AVP: relaciones patrimoniales no bastan

Con varios meses de retraso ha comenzado el debate en el Senado sobre el proyecto de ley que crea el Acuerdo de Vida en Pareja (AVP) propuesto por el Presidente de la República en agosto del año 2011.

Nadie podría dudar que se trata de una discusión de la mayor relevancia y que lo que está en juego son valores fundamentales en un Estado democrático de derecho: la dignidad propia de todo ser humano, la igualdad de derechos, la no discriminación, la libertad personal y la autonomía individual.

Del mismo modo, es ampliamente conocido que en el país todavía existe una deuda tremenda en materia de reconocimiento y protección de los derechos de quienes conviven, sean de diferente o del mismo sexo.

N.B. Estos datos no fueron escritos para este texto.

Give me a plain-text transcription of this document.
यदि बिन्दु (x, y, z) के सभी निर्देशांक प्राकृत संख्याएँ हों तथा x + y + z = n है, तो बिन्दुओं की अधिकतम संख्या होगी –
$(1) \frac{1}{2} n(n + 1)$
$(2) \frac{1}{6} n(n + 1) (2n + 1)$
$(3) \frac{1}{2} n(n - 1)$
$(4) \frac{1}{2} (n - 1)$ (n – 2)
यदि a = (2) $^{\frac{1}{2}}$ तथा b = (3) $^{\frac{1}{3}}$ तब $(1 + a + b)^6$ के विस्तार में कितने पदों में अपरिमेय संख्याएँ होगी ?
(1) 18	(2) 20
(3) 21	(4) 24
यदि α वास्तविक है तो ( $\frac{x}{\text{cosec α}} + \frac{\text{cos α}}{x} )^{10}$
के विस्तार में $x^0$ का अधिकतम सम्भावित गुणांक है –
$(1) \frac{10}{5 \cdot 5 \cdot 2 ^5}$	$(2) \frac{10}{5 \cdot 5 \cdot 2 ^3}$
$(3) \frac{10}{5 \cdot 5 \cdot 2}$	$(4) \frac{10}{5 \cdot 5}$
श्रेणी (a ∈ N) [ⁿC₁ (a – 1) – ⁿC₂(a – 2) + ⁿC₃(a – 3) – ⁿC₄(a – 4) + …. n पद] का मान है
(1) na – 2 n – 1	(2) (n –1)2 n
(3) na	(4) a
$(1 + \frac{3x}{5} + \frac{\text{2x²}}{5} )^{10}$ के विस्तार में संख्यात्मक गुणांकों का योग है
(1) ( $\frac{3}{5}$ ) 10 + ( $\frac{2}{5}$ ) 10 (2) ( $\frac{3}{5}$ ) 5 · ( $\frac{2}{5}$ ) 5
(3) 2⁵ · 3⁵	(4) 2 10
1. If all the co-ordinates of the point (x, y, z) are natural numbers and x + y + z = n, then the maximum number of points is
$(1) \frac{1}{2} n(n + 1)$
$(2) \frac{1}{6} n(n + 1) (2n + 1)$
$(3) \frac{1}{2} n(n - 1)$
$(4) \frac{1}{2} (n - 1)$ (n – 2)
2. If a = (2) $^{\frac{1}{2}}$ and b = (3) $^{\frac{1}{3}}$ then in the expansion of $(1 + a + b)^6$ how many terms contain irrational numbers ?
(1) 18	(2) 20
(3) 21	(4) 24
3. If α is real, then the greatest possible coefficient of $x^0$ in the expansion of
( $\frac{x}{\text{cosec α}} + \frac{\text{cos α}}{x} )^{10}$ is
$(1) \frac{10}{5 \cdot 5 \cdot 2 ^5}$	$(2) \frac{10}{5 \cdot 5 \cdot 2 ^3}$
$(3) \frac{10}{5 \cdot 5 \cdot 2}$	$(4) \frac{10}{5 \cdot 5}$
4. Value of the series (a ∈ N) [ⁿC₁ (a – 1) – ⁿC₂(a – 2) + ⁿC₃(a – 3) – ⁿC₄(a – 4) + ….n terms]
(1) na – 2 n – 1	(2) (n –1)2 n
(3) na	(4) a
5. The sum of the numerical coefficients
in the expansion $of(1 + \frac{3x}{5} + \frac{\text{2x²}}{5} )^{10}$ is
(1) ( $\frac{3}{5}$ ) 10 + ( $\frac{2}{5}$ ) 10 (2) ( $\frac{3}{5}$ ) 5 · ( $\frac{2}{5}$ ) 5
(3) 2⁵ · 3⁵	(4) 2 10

Por eso se valora que el proyecto gubernamental –como las mociones sobre uniones civiles presentadas en los últimos años- apunte a resolver, al menos en parte, la discriminación que afecta a muchas parejas y familias.

La Corte Interamericana de Derechos Humanos, en la sentencia dictada contra el Estado de Chile en el caso Karen Atala, dictaminó expresamente que está prohibida cualquier discriminación basada en la orientación sexual o en la identidad de género.

Pero también señaló la Corte –sentando un precedente no sólo para Chile, sino también para los demás países de la región- que las familias están definidas por su vínculos afectivos, por lo que sin atender a si existe o no matrimonio, y con independencia de si se trata de parejas de distinto o de igual sexo, los Estados están obligados a reconocer y proteger los derechos de las personas y sus relaciones familiares.

Es este el debate que debe dar el parlamento chileno: reconocer y proteger los lazos afectivos y familiares de quienes conviven, heterosexuales y homosexuales. Central resulta en ello plasmar efectivamente principios constitucionales como la dignidad propia de toda persona y la igualdad de derechos.

Lo que el debate legislativo recién iniciado debe enfrentar es que la igualdad de derechos consagrada en la Constitución y en los tratados internacionales no admite que los derechos y obligaciones propias del matrimonio y las relaciones familiares se reserven únicamente a algunas personas excluyendo de ellos a quienes tienen una orientación sexual diversa.

Ni la Constitución ni las leyes son instrumentos que deban recoger las creencias morales, filosóficas o religiosas de las autoridades o de ciertos sectores de la población, aun si se tratara de creencias mayoritarias.

Sostener, como lo hace el Presidente de la República, sus Ministros/as de Estado, parte de los parlamentarios y entidades religiosas, que existiría una cierta esencia o naturaleza en el matrimonio es precisamente una de dichas creencias, que ha estado a la base de la marginación de lesbianas y homosexuales de la protección de sus derechos.

Por lo demás esta creencia de que el matrimonio sólo corresponde a un hombre y una mujer es uno de los pilares que sustenta el proyecto de ley sobre acuerdo de vida en pareja, como lo ha señalado la ministra Secretaria General de Gobierno en su presentación ante el Senado. Ello impacta sustantivamente en los contenidos de la propuesta legal, puesto que se plantea un estatuto de jerarquía notablemente inferior a las relaciones de convivencia.

Ciertamente se requiere regular las relaciones patrimoniales de quienes conviven, la seguridad social y los efectos hereditarios, pero ello no puede llevar a eludir la cuestión central que es el reconocimiento de su calidad de familia, lo que el proyecto gubernamental deliberadamente omite.

El debate parlamentario se anticipa complejo y extenso pues ni para el propio Ejecutivo reviste la prioridad suficiente como para asignarle urgencia legislativa, aun a riesgo de no dar cumplimiento a uno de los principales compromisos de campaña, pero la necesidad de garantizar la igualdad de derechos a todas las personas sin discriminaciones basadas en la orientación sexual exige el mayor esfuerzo.

Es de esperar que en el año que queda al actual Gobierno se pueda efectivamente avanzar hacia un marco jurídico coherente con las obligaciones internacionales que el Estado de Chile ha asumido en materia de igualdad y no discriminación.